I’m glad these are getting more widespread recognition, although it’s more expensive to collect as people look for them.
Here’s some of mine stored in the vault. I like how obvious the label is on PSA, but I appreciate CGC deep diving and sorting through the cards to recognize some of the harder cards to identify. (Delibird, legendary dogs)
In addition to the E4 guide Shockerb37 article about how to identify these variants, CGC has also taken side by side high resolution photos to help identify them.
If your card has been examined and determined to be the double holo, it will show up in the population report under “Variant 1”, shown here with my Shining Magikarp. The population report should reflect the variant instead of being lost in the sea (pun intended) of regular copies.

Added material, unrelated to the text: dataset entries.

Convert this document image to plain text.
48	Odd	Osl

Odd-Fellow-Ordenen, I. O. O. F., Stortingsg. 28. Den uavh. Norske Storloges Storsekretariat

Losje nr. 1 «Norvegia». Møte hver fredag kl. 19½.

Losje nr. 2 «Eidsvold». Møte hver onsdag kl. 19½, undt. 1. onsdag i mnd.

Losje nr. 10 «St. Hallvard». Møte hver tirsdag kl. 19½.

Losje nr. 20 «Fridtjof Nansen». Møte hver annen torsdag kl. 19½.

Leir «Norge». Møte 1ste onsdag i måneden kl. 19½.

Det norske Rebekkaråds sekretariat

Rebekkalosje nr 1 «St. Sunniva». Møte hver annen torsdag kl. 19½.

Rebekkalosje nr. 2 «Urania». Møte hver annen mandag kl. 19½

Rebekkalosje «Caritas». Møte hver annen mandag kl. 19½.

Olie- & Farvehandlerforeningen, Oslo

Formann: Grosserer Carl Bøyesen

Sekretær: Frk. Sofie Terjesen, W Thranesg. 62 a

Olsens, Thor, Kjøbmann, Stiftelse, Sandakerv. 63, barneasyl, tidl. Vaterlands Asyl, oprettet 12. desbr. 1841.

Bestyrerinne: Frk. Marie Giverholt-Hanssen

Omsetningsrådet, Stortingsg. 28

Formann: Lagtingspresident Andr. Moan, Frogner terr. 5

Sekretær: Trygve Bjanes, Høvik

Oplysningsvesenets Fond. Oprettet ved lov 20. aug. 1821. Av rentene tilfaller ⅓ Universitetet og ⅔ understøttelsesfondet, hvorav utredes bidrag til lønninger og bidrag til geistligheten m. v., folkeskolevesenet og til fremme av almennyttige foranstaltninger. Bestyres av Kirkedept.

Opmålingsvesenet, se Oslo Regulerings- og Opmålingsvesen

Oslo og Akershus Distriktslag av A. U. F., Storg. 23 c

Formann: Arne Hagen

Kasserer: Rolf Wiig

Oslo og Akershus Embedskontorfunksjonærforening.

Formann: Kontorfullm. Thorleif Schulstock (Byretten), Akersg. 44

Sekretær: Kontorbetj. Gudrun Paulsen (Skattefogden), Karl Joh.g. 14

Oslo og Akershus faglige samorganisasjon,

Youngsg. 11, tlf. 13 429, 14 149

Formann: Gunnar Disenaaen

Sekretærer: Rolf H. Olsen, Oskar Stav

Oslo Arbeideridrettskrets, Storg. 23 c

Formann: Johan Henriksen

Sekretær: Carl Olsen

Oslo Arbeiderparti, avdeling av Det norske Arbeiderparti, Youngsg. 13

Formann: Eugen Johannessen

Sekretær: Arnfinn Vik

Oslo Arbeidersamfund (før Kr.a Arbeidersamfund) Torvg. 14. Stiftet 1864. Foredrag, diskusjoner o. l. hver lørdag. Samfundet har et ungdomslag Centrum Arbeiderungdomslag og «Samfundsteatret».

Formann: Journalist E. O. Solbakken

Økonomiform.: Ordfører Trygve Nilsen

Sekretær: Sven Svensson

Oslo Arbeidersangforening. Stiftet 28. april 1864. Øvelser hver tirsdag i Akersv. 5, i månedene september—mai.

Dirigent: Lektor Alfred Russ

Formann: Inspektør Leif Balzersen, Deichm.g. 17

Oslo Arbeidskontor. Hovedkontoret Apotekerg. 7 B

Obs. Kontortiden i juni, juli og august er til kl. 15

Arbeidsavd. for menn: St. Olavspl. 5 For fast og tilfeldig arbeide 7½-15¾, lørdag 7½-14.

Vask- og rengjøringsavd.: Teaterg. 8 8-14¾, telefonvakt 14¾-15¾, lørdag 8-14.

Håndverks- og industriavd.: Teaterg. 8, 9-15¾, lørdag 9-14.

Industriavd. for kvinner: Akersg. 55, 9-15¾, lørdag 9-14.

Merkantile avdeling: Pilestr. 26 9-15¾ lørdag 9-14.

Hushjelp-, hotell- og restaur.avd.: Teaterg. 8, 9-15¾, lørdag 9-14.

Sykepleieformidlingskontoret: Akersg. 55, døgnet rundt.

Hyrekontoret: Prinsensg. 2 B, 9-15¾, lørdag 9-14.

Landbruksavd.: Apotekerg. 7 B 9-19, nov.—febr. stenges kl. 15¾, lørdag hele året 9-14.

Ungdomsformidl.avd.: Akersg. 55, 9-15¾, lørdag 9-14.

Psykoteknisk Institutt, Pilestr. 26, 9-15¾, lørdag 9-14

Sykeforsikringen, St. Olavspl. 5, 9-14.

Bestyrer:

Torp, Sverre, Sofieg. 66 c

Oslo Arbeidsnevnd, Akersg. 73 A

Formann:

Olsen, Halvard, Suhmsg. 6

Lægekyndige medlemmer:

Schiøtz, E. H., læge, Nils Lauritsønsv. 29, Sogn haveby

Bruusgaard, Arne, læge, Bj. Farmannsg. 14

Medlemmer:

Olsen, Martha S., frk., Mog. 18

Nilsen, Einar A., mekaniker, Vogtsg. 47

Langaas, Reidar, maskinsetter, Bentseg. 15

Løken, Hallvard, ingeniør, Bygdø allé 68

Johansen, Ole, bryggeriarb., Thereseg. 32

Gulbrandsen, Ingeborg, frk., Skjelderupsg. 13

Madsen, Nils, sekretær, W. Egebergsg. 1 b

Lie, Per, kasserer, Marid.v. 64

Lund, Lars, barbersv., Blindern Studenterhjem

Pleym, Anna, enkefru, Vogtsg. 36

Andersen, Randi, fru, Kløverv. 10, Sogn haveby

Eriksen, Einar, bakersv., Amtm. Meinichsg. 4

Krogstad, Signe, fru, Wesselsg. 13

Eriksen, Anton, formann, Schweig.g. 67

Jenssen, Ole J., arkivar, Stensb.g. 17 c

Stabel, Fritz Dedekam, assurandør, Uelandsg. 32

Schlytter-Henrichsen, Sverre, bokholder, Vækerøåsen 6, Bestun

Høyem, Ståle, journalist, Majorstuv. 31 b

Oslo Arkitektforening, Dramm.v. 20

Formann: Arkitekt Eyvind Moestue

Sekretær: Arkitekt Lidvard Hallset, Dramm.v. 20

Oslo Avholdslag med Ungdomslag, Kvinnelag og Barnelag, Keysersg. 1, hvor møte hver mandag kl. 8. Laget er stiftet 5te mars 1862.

Most of the holos are not worth designating because they look almost identical to the normal variants. If it was my decision, I would only put the variant on Celebi, Crobat, Ho-Oh, Houndoom, Misdreavus, Shining Magikarp, Shining Gyarados.
As we all know, double holo is a misnomer. For how “scientific” CGC likes to come across to collectors with their in-depth study of card variants and printing processes, it shocks me that they would use a known misnomer. I get that the community recognizes this name, but it’s scientifically inaccurate.
I wish that they would have added the variant name by the Pokemon name rather than at the bottom of the label (e.g., Magneton “Double” Holo).
I regularly buy and sell these cards. From what I’ve seen, PSA has been unusually strict and CGC has been unusually lax in their grading of these variants.
Props to them for trying to recognize all holos in the set. We’ll see how accurate they can be with that as the cards come in; I’m expecting many mistakes.
There really isn’t a great name for the variant. It’s a different design on the opaque layer across the set; not sure how to make that concise for the label. Maybe you could call it Smaller Opaque Layer since it covers less area on the card? There’s a similarity to the opaque layer for their Japanese Neo counterparts (and some other languages), but might not be appropriate to call it exactly the same. Sticking with double holo is a safe play.
From my experience with Shining Gyarados, this “double holo” is the norm in foreign Neo Revelations (german, french, italian), they all look like that so there is no variant in those languages. In english I have had a hard time telling them apart, I think scans do more justice than irl cos it’s very subtle and hard to tell. Plus in the unlimited version the “flip a coin” error seems to be an indicator that it’s a double holo variant, tho not all double holos have that error, so there should be 3 variants of unlimited Shining Gyarados (regular, double holo coin error, double holo) and 2 variants of 1st ed Shining Gyarados (regular and double holo). This is still my theory as I haven’t seen enough copies yet. What? No one asked about Shining Gyarados in the thread? I don’t care.
This is kind of my thought and I’ve been trying to convey this but met with resistance. And you are correct, the other languages have this variant as standard. That’s how I’ve been able to identify it slightly, there are some versions where clouds are present but still faint.